Por lo tanto, no solo se trata de eliminar gasto superfluo, que puede eliminarse en gran cantidad. Se precisa una intervención estructural a nivel legislativo que modifique por un lado el funcionamiento de la administración pública, simplificando procedimientos y eliminado todos los trámites prescindibles, que son muchos, y por otro que determine qué funciones públicas han de ser prestadas por funcionarios –el suministro de agua potable, por ejemplo, es una función pública que se presta desde empresas privadas como en la mayoría de países médicos y profesores no son funcionarios–, todo esto acompañado de la flexibilización del mercado laboral, equiparándola a los mercados de otros países donde el desempleo no supera el 5 por ciento.

Además, si fuéramos previsores, buscaríamos formas alternativas de gestionar nuestra pensión particular y nuestro sistema de pensiones estatal, de forma general. Lo mismo se podría decir del desempleo.

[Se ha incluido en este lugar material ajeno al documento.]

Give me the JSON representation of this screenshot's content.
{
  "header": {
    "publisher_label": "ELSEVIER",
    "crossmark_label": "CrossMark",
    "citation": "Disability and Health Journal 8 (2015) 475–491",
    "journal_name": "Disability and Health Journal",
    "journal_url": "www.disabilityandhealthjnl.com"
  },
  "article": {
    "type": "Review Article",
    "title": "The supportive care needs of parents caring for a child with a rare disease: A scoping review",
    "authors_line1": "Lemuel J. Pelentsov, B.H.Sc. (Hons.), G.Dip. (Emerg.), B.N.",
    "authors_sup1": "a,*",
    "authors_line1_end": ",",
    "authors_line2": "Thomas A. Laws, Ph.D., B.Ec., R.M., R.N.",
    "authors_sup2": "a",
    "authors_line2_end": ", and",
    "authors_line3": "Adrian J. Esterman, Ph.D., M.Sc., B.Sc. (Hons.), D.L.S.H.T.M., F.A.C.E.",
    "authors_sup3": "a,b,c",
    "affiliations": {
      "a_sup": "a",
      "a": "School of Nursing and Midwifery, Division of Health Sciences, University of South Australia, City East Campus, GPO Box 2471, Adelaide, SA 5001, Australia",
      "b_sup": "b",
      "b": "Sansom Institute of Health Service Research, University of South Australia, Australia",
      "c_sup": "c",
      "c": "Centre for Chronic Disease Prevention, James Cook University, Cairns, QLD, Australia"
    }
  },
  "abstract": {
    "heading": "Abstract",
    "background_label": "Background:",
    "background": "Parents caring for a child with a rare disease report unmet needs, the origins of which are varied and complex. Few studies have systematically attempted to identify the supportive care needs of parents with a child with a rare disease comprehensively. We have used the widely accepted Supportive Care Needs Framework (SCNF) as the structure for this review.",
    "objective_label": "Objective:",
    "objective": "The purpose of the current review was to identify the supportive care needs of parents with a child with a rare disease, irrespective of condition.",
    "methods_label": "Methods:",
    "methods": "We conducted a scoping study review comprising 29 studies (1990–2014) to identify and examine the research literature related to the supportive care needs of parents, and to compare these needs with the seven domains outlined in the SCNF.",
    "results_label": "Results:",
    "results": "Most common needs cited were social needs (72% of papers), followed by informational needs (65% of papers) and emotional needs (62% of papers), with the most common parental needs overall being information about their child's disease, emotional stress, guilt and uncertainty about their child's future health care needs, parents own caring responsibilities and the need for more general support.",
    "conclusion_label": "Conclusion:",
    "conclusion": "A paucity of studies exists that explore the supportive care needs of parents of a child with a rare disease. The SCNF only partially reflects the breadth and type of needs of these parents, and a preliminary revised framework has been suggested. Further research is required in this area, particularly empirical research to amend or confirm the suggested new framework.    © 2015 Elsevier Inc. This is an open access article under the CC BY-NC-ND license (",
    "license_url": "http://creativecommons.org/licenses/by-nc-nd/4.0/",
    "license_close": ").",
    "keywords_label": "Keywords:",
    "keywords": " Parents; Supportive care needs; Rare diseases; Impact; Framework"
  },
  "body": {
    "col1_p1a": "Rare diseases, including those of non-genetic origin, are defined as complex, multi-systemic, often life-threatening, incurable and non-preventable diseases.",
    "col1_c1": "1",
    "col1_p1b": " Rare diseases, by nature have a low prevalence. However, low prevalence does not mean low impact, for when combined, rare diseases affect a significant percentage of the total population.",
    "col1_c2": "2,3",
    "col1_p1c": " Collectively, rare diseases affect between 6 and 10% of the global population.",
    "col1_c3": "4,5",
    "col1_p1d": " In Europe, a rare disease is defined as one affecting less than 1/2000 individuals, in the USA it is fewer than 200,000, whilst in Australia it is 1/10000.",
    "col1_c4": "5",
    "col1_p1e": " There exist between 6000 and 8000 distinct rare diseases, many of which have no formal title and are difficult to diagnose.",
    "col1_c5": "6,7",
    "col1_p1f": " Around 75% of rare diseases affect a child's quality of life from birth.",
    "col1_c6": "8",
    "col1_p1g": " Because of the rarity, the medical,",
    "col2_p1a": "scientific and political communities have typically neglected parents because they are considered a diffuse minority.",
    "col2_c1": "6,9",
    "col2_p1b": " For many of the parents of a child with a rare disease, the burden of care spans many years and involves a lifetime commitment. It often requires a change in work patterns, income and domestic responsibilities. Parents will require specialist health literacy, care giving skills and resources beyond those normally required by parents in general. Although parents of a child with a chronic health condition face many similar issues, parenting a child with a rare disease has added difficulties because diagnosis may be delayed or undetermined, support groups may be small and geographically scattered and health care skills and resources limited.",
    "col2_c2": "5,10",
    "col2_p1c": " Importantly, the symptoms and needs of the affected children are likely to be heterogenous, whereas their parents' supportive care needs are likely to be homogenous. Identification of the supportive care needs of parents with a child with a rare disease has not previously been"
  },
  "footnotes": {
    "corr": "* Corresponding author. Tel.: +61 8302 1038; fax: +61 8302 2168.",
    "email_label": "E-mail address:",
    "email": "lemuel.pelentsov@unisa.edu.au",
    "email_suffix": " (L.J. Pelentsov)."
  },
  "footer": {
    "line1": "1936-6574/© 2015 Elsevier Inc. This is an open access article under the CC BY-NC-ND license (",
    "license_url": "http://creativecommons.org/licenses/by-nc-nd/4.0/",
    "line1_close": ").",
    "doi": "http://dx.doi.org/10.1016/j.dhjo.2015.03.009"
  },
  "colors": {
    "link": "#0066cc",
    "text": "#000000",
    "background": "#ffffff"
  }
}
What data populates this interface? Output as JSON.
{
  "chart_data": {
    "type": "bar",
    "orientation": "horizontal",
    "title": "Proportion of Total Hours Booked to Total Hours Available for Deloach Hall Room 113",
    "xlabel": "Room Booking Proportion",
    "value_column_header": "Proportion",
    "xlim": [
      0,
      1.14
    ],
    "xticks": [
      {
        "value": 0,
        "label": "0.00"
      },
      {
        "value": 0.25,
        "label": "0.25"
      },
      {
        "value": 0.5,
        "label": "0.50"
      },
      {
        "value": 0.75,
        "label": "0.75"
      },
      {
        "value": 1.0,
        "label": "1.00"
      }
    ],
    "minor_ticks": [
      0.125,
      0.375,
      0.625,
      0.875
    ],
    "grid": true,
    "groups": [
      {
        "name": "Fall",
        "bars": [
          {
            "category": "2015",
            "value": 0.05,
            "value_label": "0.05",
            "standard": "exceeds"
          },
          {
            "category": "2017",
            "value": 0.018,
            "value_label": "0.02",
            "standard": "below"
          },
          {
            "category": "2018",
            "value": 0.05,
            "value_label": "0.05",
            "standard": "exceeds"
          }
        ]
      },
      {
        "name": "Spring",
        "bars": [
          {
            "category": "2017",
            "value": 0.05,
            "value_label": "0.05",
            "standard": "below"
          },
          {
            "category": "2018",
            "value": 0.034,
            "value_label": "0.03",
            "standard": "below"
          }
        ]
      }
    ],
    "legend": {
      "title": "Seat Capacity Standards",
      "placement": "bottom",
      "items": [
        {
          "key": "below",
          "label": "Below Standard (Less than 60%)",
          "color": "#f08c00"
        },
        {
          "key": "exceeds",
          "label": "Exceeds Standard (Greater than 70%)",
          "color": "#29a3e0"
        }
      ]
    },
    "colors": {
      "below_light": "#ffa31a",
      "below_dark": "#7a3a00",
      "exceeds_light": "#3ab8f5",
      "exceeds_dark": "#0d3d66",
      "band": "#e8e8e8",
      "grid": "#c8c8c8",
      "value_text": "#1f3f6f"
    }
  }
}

Las mochilas austriacas y las capitalizaciones individuales de las pensiones son sistemas ya probados para descargar el peso del Estado.

En cualquier caso, las cosas ocurrirán como tengan que ocurrir. El Estado del bienestar es una quimera que adormece nuestros sentidos bajo una falsa sensación de seguridad y cuyas costuras revientan en cuanto cualquier contingencia las pone a prueba. Son incontables las donaciones privadas que se han precisado para que no colapse un ente que se come más de la mitad de nuestro trabajo. Con una caída de los ingresos del 20 por ciento y endeudados hasta las cejas, difícilmente podremos afrontar siquiera los gastos cotidianos, así que no queda otra que poner el Estado a dieta. Pero si además de esta dieta no establecemos un marco de funcionamiento que permita reducir de una vez por todas el elevado desempleo estructural español, estaremos garbellant aigua (cribando agua) como decía mi abuelo.